Associations and Fraud

CPAHOA - Associations and Fraud

Who’s Watching?

Far too often we have read the story of an embezzlement or theft involving a homeowner association and we may think; “How could this have happened- Wasn’t anyone watching the store?”   In some cases, it may be true; no one was watching.  But fraud, by definition, involves deception and people intent on wrongdoing don’t always make it easy for us.   So how do we reduce the risk of a bad actor harming our community for their own financial gain?   Fully addressing the issue is far beyond this post and remember there is always a cost/benefit to every prescription, but the following are some thoughts and steps to consider.

The Fraud Triangle

Good auditors are familiar with the Fraud Triangle, but anyone in leadership and management should also be acquainted with this idea as well.  The Fraud Triangle essentially says that if the following three key components are present in a fraudster’s situation- PressureRationalization and Opportunity, the environment can be ripe for a fraud to occur.
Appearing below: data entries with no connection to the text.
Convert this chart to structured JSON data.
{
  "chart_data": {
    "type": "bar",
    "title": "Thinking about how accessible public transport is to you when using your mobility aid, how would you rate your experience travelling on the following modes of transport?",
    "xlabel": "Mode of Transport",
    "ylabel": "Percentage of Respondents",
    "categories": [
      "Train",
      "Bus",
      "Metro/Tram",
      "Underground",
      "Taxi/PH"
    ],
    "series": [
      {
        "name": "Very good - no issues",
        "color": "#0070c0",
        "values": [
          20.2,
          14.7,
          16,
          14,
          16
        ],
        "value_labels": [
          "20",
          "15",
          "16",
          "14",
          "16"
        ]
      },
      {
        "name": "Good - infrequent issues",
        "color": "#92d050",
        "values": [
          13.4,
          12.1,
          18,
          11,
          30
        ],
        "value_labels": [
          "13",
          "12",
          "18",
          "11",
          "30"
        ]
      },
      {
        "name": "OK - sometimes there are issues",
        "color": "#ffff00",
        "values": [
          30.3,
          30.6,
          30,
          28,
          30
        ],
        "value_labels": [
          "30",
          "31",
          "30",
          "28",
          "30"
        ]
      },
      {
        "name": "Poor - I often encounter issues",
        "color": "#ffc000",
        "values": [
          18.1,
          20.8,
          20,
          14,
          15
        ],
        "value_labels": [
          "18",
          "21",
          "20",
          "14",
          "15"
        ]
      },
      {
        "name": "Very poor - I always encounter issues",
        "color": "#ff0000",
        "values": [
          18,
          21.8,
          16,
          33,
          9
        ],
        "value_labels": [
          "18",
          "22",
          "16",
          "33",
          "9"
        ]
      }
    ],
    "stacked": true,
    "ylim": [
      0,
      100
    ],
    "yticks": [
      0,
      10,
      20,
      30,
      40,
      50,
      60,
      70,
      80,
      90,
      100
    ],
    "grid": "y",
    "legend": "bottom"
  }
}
What do these terms mean in our context?  Let’s look at the first one-Pressure.  The person that has pressure, strong incentives or unmet desires in their mind or life, may be looking to come out from underneath this weight- whether real or perceived.  From bills to pay, greed or addiction, the person has pressure or an incentive to get money- no matter what.
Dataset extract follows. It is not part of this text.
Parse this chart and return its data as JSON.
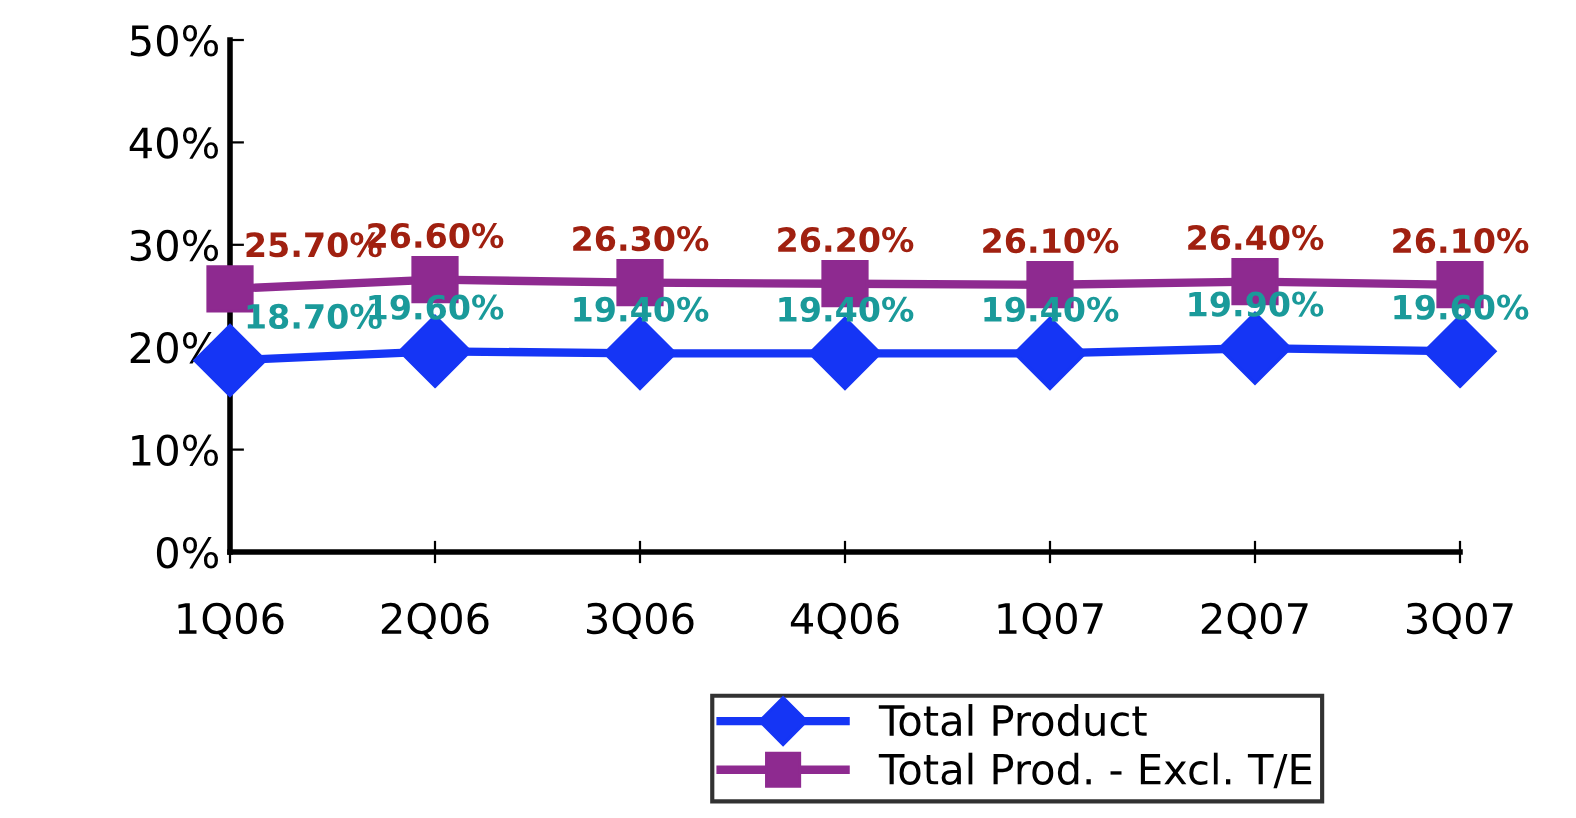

Of course, we all have pressure in our lives, but the fraudster is different in how they may rationalize it. So, they will move to Rationalization as the next factor they consider. They may rationalize that they deserve the money since they believe they are being underpaid. The organization doesn’t need the money in their mind, they think they will pay it back, or they just don’t think they’ll get caught. These can be some of the many irrational rationalizations a fraudster may consider. 

The last aspect of The Fraud Triangle is Opportunity.  This final component to the Triangle is different from the other two aspects in that as pressure and rationalization are within the mind of the embezzler, (something out of our control), the concept of opportunity relates to the business environment we are all working within.  Yes, we should be aware of apparent warning flags we may see with folks, but the financial working environment and effective internal controls should be established to reduce opportunities for the thief.  In the Association world, what does that look like?  

Introducing Checks and Balances

The basic principle is two- fold; we should have more than one set of eyes on a transaction and secondly, we work to bring financial activity into the light for all involved to see. The following is not an exhaustive list but these ideas can help promote an environment with checks and balances, including promoting the principles of segregation of duties, thus reducing the opportunity for someone to commit fraud:

  1. Each month, the Board Treasurer should review the bank statements and bank reconciliations, noting the activity and transactions, including bank debits. This includes operating and all investment accounts.
  2. All bills expended for the month should be reviewed, even after the fact, comparing the amount expended with an invoice.
  3. The bills expended for the month should be ratified and entered into the minutes of the Board meeting as approved- even after the fact.
  4. Vendors of the Association should be familiar to the Board.   All vendors serve at the pleasure of the Board and their vendor file and profile should be available to the Treasurer at a minimum, when requested. 
  5. A review each month of homeowner assessment write offs and adjustments, noting any abnormalities normal assessments charged and payments recieved.
  6. The Association should consider adopting a “No gift policy”.   This policy simply states that managers and board members are not to receive any gifts or services from vendors.
  7. The Board should discuss and establish a “tone at the top” philosophy of doing business.    This is an attitude of encouraging solid ethics and acting above approach and blameless in all we do.  It is an environment where it is ok to ask questions and it is also good to provide transparency.  Most of us who have served on a Board or managed properties, are aware of “institutional mistrust” that many outside of governance have about our or any organization.   Our job in leadership is to serve well, without being defensive of our responsibilities and to provide transparent, truthful data and let the facts speak for our actions.   Easier said than done when accusations fly, so we counter with transparent truth and clear processes.  It helps protect us from falsehoods as we strive to do the right thing-and from those that are looking to take advantage of dark opportunities.

There is always more that can be done to protect your Association, but these ideas, can be a good starting point.  Consider talking to your manager, accountant and attorney to formulate your approach and document your processes.